Wednesday, June 09, 2004

http://theage.com.au/articles/2004/06/09/1086460306748.html

Italy arrested an Egyptian man suspected of helping to plan the Madrid train bombings as police across Europe swooped on Islamic militants in coordinated anti-terror raids, officials said last yesterday.

Rabei Osman Sayed Ahmed, known as "Mohamed the Egyptian", was seized in Milan in a operation that Italian Interior Minister Giuseppe Pisanu said was aimed at a "dangerous group of terrorists close to al-Qaeda" which had been planning more attacks.

Ahmed was one of at least 17 people arrested in coordinated operations in Italy, France, Belgium and Spain.

"He is considered one of the masterminds of March 11," a Spanish Interior Ministry spokesman said, referring to the attacks that killed 191 people in the Spanish capital.

Fifteen of the arrests came in Belgium, and those held there included Jordanians, Palestinians, Egyptians and Moroccans.

"We know them to be part of a terrorist group," said Glenn Audenaert, director of the federal police bureau of Brussels.

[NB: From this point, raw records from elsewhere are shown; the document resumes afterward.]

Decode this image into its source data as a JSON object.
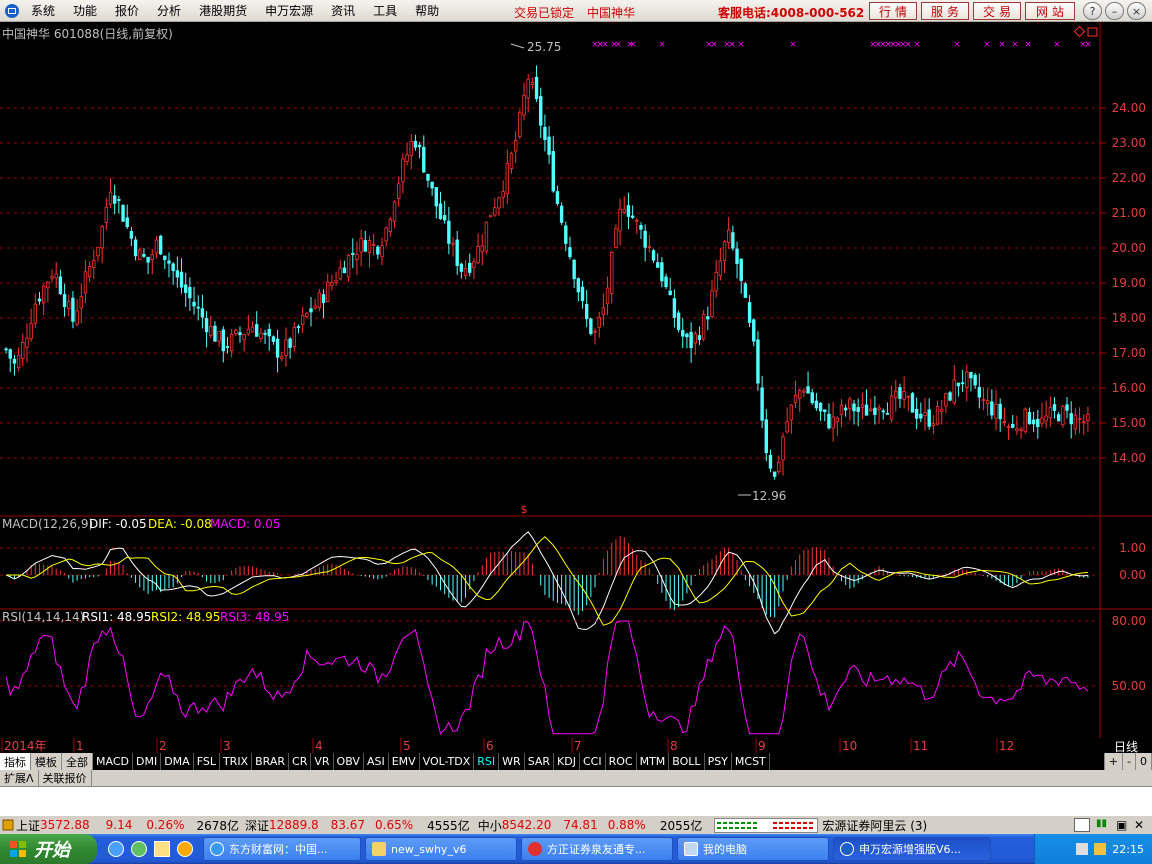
{
  "menu": {
    "items": [
      "系统",
      "功能",
      "报价",
      "分析",
      "港股期货",
      "申万宏源",
      "资讯",
      "工具",
      "帮助"
    ],
    "lock_text": "交易已锁定",
    "stock_name_red": "中国神华",
    "service_phone": "客服电话:4008-000-562",
    "quick_buttons": [
      "行情",
      "服务",
      "交易",
      "网站"
    ]
  },
  "chart": {
    "header": "中国神华 601088(日线,前复权)",
    "high_label": "25.75",
    "low_label": "12.96",
    "period_label": "日线",
    "macd_header": {
      "prefix": "MACD(12,26,9)",
      "dif": "DIF: -0.05",
      "dea": "DEA: -0.08",
      "macd": "MACD: 0.05"
    },
    "rsi_header": {
      "prefix": "RSI(14,14,14)",
      "rsi1": "RSI1: 48.95",
      "rsi2": "RSI2: 48.95",
      "rsi3": "RSI3: 48.95"
    },
    "colors": {
      "up": "#ff3232",
      "down": "#54ffff",
      "dif": "#ffffff",
      "dea": "#ffff00",
      "rsi": "#ff00ff",
      "axis": "#a00000"
    }
  },
  "chart_data": {
    "type": "candlestick",
    "symbol": "601088",
    "price_axis": {
      "ticks": [
        24.0,
        23.0,
        22.0,
        21.0,
        20.0,
        19.0,
        18.0,
        17.0,
        16.0,
        15.0,
        14.0
      ],
      "min": 12.5,
      "max": 26.2
    },
    "macd_axis": {
      "ticks": [
        "1.00",
        "0.00"
      ]
    },
    "rsi_axis": {
      "ticks": [
        "80.00",
        "50.00"
      ]
    },
    "x_labels": [
      "2014年",
      "1",
      "2",
      "3",
      "4",
      "5",
      "6",
      "7",
      "8",
      "9",
      "10",
      "11",
      "12"
    ],
    "close_path": [
      17.1,
      16.6,
      17.4,
      18.4,
      18.9,
      19.4,
      18.7,
      17.9,
      18.8,
      19.6,
      20.4,
      21.8,
      21.2,
      20.4,
      19.8,
      19.6,
      20.2,
      19.7,
      19.1,
      18.7,
      18.3,
      17.9,
      17.5,
      17.2,
      17.4,
      17.6,
      17.8,
      17.5,
      17.2,
      17.0,
      17.3,
      17.8,
      18.2,
      18.5,
      18.9,
      19.3,
      19.7,
      20.0,
      20.2,
      20.0,
      20.5,
      21.6,
      22.5,
      23.2,
      22.4,
      21.5,
      20.7,
      20.0,
      19.4,
      19.6,
      20.1,
      21.0,
      21.6,
      22.3,
      23.4,
      24.9,
      24.0,
      22.8,
      21.4,
      20.3,
      19.2,
      18.0,
      17.5,
      18.3,
      19.9,
      21.4,
      20.9,
      20.4,
      19.9,
      19.3,
      18.4,
      17.6,
      17.2,
      17.6,
      18.2,
      19.3,
      20.4,
      19.6,
      18.2,
      16.8,
      14.4,
      13.4,
      14.8,
      15.6,
      16.1,
      15.6,
      15.2,
      15.0,
      15.3,
      15.5,
      15.3,
      15.4,
      15.6,
      15.5,
      15.7,
      15.6,
      15.3,
      15.1,
      15.2,
      15.6,
      16.1,
      16.3,
      15.9,
      15.6,
      15.4,
      15.1,
      14.8,
      15.1,
      15.2,
      15.0,
      15.2,
      15.3,
      15.2,
      15.1,
      15.0
    ]
  },
  "tabs": {
    "controls": [
      "指标",
      "模板",
      "全部"
    ],
    "indicators": [
      "MACD",
      "DMI",
      "DMA",
      "FSL",
      "TRIX",
      "BRAR",
      "CR",
      "VR",
      "OBV",
      "ASI",
      "EMV",
      "VOL-TDX",
      "RSI",
      "WR",
      "SAR",
      "KDJ",
      "CCI",
      "ROC",
      "MTM",
      "BOLL",
      "PSY",
      "MCST"
    ],
    "active_indicator": "RSI",
    "right_controls": [
      "+",
      "-",
      "0"
    ],
    "ext": [
      "扩展Λ",
      "关联报价"
    ]
  },
  "status": {
    "sh_label": "上证",
    "sh_value": "3572.88",
    "sh_change": "9.14",
    "sh_pct": "0.26%",
    "sh_amount": "2678亿",
    "sz_label": "深证",
    "sz_value": "12889.8",
    "sz_change": "83.67",
    "sz_pct": "0.65%",
    "sz_amount": "4555亿",
    "zx_label": "中小",
    "zx_value": "8542.20",
    "zx_change": "74.81",
    "zx_pct": "0.88%",
    "zx_amount": "2055亿",
    "broker": "宏源证券阿里云 (3)"
  },
  "taskbar": {
    "start": "开始",
    "tasks": [
      "东方财富网：中国...",
      "new_swhy_v6",
      "方正证券泉友通专...",
      "我的电脑",
      "申万宏源增强版V6..."
    ],
    "clock": "22:15"
  }
}
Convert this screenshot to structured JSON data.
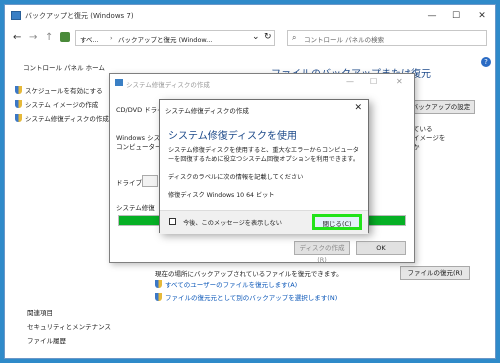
{
  "window": {
    "title": "バックアップと復元 (Windows 7)",
    "minimize": "—",
    "maximize": "☐",
    "close": "✕"
  },
  "address_bar": {
    "back": "←",
    "forward": "→",
    "up": "↑",
    "crumbs": [
      "すべ...",
      "バックアップと復元 (Window..."
    ],
    "dropdown": "⌄",
    "refresh": "↻",
    "search_placeholder": "コントロール パネルの検索"
  },
  "sidebar": {
    "home": "コントロール パネル ホーム",
    "tasks": [
      "スケジュールを有効にする",
      "システム イメージの作成",
      "システム修復ディスクの作成"
    ],
    "see_also": "関連項目",
    "links": [
      "セキュリティとメンテナンス",
      "ファイル履歴"
    ]
  },
  "main": {
    "heading": "ファイルのバックアップまたは復元",
    "help": "?",
    "setup_backup_button": "バックアップの設定",
    "partial_lines": [
      "ている",
      "イメージを",
      "か"
    ],
    "restore_description": "現在の場所にバックアップされているファイルを復元できます。",
    "restore_all_users_link": "すべてのユーザーのファイルを復元します(A)",
    "select_other_backup_link": "ファイルの復元元として別のバックアップを選択します(N)",
    "restore_files_button": "ファイルの復元(R)"
  },
  "create_disc_dialog": {
    "title": "システム修復ディスクの作成",
    "cd_label": "CD/DVD ドライブ",
    "desc_partial": [
      "Windows シス",
      "コンピューター"
    ],
    "drive_label": "ドライブ(D):",
    "status_label": "システム修復",
    "progress_percent": 100,
    "create_button": "ディスクの作成(R)",
    "ok_button": "OK",
    "progress_color": "#06b025"
  },
  "front_dialog": {
    "title": "システム修復ディスクの作成",
    "close": "✕",
    "heading": "システム修復ディスクを使用",
    "body": "システム修復ディスクを使用すると、重大なエラーからコンピューターを回復するために役立つシステム回復オプションを利用できます。",
    "label_instruction": "ディスクのラベルに次の情報を記載してください",
    "disc_label": "修復ディスク Windows 10 64 ビット",
    "dont_show_again": "今後、このメッセージを表示しない",
    "close_button": "閉じる(C)",
    "highlight_color": "#22e31a"
  }
}
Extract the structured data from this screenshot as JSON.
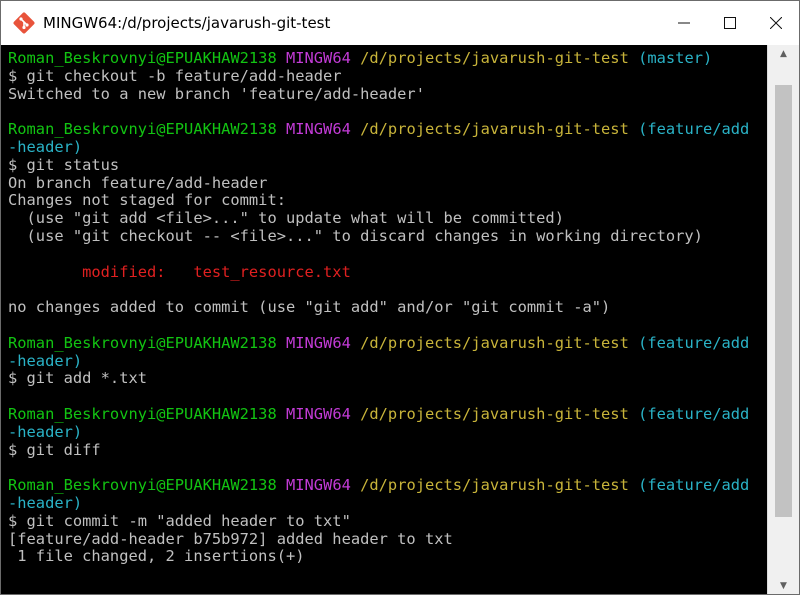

A Spanish judicial source said Ahmed was a former Egyptian army explosives expert who gave courses at al-Qaeda training camps in Afghanistan.

Investigating magistrate Maurizio Romanelli said the intercepted conversations contained "very significant references" to the Madrid attacks.

Ahmed, 32, had lived in Spain before coming to Italy where he was working as a house painter, officials said.

Spanish authorities have linked him to Serhane ben Abdelmajid Farkhet, best known as "The Tunisian", whom they consider the ringleader of the Madrid bombings.

Farkhet, 35, died on April 3 when he and six other prime suspects blew themselves up in a suburban Madrid apartment rather than surrender to police who had them surrounded.

Until the latest raids, 20 people had been formally accused of involvement in the Madrid bombings, of whom 14 are under arrest. At least 20 others have been arrested and cleared.

Investigators believe the bombs were the work of Islamic militants acting in the name of al-Qaeda, which had not previously struck in any western country since the attacks on the United States on September 11, 2001.